China's growth rate slowed to 7.5 percent in the second quarter, the ninth quarter in the last 10 that expansion has weakened, in a setback for companies betting on a continued boom in the world's second-biggest economy.
"The slowdown in China is now also impacting the tech industry," co-Chief Executive Jim Hagemann Snabe told journalists on Thursday.
That was having a knock-on effect to other companies in the region. Companies in Japan, Australia and New Zealand, particularly, have become more hesitant about investing, Snabe said.
SAP's biggest competitor, U.S.-based Oracle, last month blamed Asia and Latin America for its disappointing software sales and subscriptions.
The company cut its outlook for revenue growth from software and software-related services to at least 10 percent in 2013, excluding exchange-rate fluctuations, compared with a previous forecast for 11-13 percent growth.
In the second quarter, its software sales to customers in Asia-Pacific Japan dropped 10 percent at constant currencies, the second quarter in a row of double-digit declines, after rapid growth last year.
Including exchange-rate effects, sales were down 17 percent.
Snabe said he expected business in Asia-Pacific to recover, though it was hard to predict when. "We will continue to invest in Asia-Pacific," he said.
Shares in SAP were down 2 percent at 56.53 euros by 0913 GMT, in a flat market.
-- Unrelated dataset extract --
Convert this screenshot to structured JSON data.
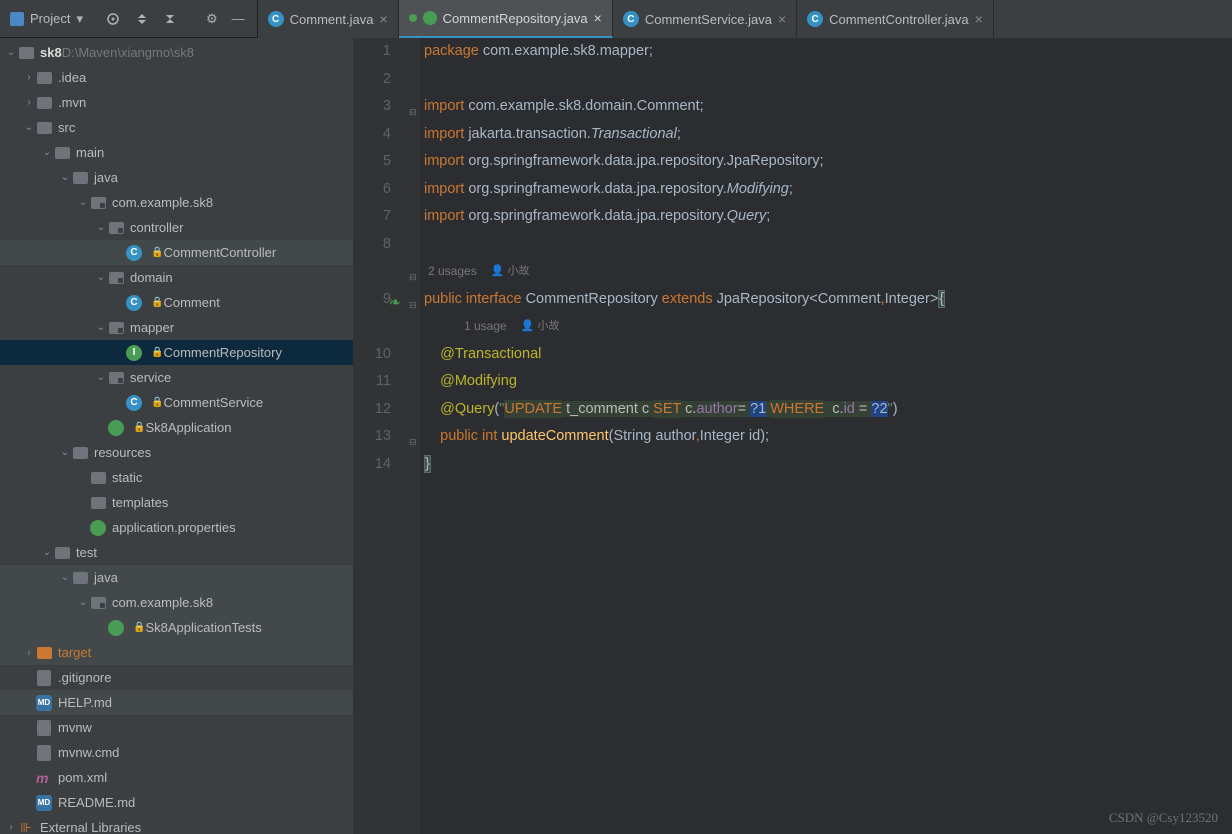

"It's only in the short-term that they may face difficulties, given the negative economic environment and the bottleneck in investments in the SAP client base," said Frank Niemann and Tobias Ortwein, analysts at Pierre Audoin Consultants.
"In the long term, it's a good story with more innovation likely to come."
SWITCH TO CLOUD
SAP, whose software helps companies manage supplies, human resources and customers relations, is reducing its reliance on traditional business software to become a major player in cloud computing.
The company reiterated that it expects 2013 operating profit to rise to 5.85-5.95 billion euros ($7.7-$7.8 billion) at constant currencies, from 5.21 billion in 2012 as it contains costs and banks on growing demand for cloud-based services.
SAP has launched a cloud-based version of its HANA tool, which helps companies analyse large quantities of data quickly and competes with Oracle's Exalytics product, as well as a new version of its Business Suite software running on top of HANA, which it started offering in mid-May.
It has spent billions of euros to buy Internet-based computing companies Ariba and SuccessFactors and battle IBM and Oracle as well as nimbler rivals like Salesforce.com Inc and Workday Inc for market share.
"We have about 30 million cloud users now, which gives us by far the largest subscriber base in the cloud," Snabe said, referring to the global market.
In the short term, customers' switch to cloud computing will hurt revenue growth because payments for cloud-based services are made in instalments rather than up-front in full, but that effect is expected to even out in the long run.
In the three months through June, SAP's software and software-related service revenue grew 10 percent to 3.35 billion euros, the slowest growth rate in five quarters and a little below the 3.41 billion euros analysts had forecast.
Second-quarter operating profit was also up by 10 percent at constant currencies, at 1.22 billion euros, broadly in line with expectations.